The intervention comes alongside a case study, also published in the European Respiratory Journal, which claims that a rare form of scarring in the lungs of a 49-year-old woman was likely caused by vaping.

Hard-metal pneumoconiosis, which can result in permanent scarring, breathing difficulties and chronic coughing, was reported by academics from the University of California in the US.

The woman vaped cannabis oil, which is what many of the hundreds of cases of lung illness in the US have been linked to.

The researchers found cobalt and other toxic metals in the vapour produced by the device, which they believe comes from the heating coils found inside.

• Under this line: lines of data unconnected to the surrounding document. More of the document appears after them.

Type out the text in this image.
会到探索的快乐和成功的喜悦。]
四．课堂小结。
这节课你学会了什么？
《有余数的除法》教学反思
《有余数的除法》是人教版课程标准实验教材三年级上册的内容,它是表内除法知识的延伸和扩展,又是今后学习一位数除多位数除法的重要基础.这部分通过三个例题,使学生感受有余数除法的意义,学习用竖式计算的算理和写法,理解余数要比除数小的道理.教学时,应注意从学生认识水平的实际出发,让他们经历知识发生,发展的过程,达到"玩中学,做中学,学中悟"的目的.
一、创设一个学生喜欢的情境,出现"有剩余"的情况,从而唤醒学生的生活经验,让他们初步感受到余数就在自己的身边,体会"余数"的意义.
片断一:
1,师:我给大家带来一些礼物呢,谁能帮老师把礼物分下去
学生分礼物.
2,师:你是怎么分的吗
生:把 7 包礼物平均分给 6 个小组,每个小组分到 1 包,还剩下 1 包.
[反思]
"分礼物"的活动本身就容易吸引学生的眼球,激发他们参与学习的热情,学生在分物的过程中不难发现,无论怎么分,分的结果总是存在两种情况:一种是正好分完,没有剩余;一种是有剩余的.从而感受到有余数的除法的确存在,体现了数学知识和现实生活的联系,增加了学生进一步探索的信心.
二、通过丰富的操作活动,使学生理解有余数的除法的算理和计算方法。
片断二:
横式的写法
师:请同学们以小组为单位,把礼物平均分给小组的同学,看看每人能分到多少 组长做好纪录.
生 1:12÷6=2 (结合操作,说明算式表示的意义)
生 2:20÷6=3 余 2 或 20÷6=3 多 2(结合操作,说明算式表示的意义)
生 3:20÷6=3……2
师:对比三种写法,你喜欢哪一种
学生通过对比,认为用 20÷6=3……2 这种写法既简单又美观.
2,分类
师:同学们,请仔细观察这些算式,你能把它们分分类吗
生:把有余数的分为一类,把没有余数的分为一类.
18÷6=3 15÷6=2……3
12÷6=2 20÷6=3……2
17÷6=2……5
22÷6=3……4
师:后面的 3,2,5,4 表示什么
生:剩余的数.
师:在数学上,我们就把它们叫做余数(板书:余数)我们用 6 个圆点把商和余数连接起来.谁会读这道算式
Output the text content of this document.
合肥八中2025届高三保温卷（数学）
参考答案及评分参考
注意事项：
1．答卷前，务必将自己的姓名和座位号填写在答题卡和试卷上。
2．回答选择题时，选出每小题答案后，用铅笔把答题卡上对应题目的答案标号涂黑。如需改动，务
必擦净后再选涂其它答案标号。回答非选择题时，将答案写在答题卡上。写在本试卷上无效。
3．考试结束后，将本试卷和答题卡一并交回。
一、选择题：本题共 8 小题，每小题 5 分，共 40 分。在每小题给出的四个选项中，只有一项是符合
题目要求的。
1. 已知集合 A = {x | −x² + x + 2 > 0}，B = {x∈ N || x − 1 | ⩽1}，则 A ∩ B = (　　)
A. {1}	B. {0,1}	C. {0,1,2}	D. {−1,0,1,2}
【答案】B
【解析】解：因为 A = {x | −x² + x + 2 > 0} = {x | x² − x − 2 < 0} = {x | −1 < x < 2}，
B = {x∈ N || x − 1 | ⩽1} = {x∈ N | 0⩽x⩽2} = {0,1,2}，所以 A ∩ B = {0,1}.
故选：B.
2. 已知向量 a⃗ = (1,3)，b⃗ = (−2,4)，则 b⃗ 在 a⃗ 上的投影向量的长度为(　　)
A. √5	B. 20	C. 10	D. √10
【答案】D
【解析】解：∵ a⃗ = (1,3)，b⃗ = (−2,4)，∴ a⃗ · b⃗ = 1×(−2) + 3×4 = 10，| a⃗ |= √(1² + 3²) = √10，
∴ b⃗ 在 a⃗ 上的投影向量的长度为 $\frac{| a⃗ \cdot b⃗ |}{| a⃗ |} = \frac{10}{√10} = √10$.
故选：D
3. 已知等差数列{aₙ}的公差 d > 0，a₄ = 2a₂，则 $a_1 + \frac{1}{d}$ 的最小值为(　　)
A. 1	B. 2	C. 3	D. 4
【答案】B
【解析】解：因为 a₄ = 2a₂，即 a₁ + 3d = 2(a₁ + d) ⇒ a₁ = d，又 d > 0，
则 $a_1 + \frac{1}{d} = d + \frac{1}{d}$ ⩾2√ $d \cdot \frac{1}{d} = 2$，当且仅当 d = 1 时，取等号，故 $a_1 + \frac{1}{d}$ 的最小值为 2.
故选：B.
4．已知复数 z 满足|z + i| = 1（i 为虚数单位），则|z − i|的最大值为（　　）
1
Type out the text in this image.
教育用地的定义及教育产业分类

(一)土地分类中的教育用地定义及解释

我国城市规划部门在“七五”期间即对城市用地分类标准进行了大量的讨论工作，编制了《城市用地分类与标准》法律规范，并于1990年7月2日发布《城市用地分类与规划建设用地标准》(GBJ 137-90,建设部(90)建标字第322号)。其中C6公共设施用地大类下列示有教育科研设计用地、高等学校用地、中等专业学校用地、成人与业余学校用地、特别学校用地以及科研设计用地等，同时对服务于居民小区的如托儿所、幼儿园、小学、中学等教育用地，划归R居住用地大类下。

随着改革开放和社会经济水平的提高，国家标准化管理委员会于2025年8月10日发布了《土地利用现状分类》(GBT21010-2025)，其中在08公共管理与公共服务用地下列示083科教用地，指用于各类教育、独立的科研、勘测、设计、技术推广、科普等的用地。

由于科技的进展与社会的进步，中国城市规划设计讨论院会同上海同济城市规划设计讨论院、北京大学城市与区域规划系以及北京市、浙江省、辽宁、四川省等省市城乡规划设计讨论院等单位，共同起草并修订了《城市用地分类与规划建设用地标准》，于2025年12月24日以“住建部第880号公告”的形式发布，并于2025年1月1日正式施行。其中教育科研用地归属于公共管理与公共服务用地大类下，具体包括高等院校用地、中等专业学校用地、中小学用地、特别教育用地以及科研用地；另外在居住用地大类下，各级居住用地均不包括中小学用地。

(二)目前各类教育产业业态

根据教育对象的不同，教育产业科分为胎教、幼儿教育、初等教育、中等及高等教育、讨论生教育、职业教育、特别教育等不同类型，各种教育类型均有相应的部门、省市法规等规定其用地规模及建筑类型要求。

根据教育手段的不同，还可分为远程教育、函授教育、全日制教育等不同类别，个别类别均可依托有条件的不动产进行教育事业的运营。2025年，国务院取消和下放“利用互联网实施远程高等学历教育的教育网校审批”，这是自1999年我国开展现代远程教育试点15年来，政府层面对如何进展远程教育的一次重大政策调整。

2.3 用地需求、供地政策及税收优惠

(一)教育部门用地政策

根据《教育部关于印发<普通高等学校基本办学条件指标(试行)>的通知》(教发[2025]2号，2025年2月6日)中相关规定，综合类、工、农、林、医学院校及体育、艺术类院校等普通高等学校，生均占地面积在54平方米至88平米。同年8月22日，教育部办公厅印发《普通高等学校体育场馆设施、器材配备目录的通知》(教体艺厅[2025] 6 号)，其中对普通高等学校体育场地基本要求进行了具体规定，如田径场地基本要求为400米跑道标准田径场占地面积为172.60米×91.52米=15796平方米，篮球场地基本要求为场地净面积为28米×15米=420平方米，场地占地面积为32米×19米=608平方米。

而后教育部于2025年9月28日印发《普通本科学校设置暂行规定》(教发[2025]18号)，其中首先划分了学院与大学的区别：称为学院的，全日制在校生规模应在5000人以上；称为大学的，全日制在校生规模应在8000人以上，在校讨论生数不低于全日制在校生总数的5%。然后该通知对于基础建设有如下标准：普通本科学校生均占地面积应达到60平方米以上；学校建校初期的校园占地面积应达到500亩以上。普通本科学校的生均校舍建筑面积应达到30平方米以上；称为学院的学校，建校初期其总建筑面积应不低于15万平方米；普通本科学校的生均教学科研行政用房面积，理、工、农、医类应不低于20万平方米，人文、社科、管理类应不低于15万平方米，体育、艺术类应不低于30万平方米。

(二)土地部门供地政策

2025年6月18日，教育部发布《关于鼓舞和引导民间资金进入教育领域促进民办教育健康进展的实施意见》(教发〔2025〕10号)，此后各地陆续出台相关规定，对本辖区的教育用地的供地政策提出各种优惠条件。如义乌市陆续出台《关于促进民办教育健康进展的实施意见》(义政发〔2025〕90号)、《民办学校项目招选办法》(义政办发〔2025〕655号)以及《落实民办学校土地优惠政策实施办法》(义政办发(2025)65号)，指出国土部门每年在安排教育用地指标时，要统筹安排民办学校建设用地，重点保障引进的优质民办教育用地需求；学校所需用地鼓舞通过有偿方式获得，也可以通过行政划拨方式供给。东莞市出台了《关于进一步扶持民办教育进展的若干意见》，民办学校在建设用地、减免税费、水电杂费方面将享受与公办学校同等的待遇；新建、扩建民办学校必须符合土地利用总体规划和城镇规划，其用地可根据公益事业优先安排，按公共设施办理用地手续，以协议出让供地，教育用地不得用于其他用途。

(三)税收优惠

They believe it is the first example of metal-induced toxicity in the lung following vaping.

Co-author of the editorial Jorgen Vestbo, professor of respiratory medicine at the University of Manchester, said: “E-cigarettes are harmful, they cause nicotine addiction and can never substitute for evidence-based smoking cessation tools.

“The medical profession as well as the public should be concerned about a new wave of lung diseases caused by a product which is heavily promoted by the tobacco industry.”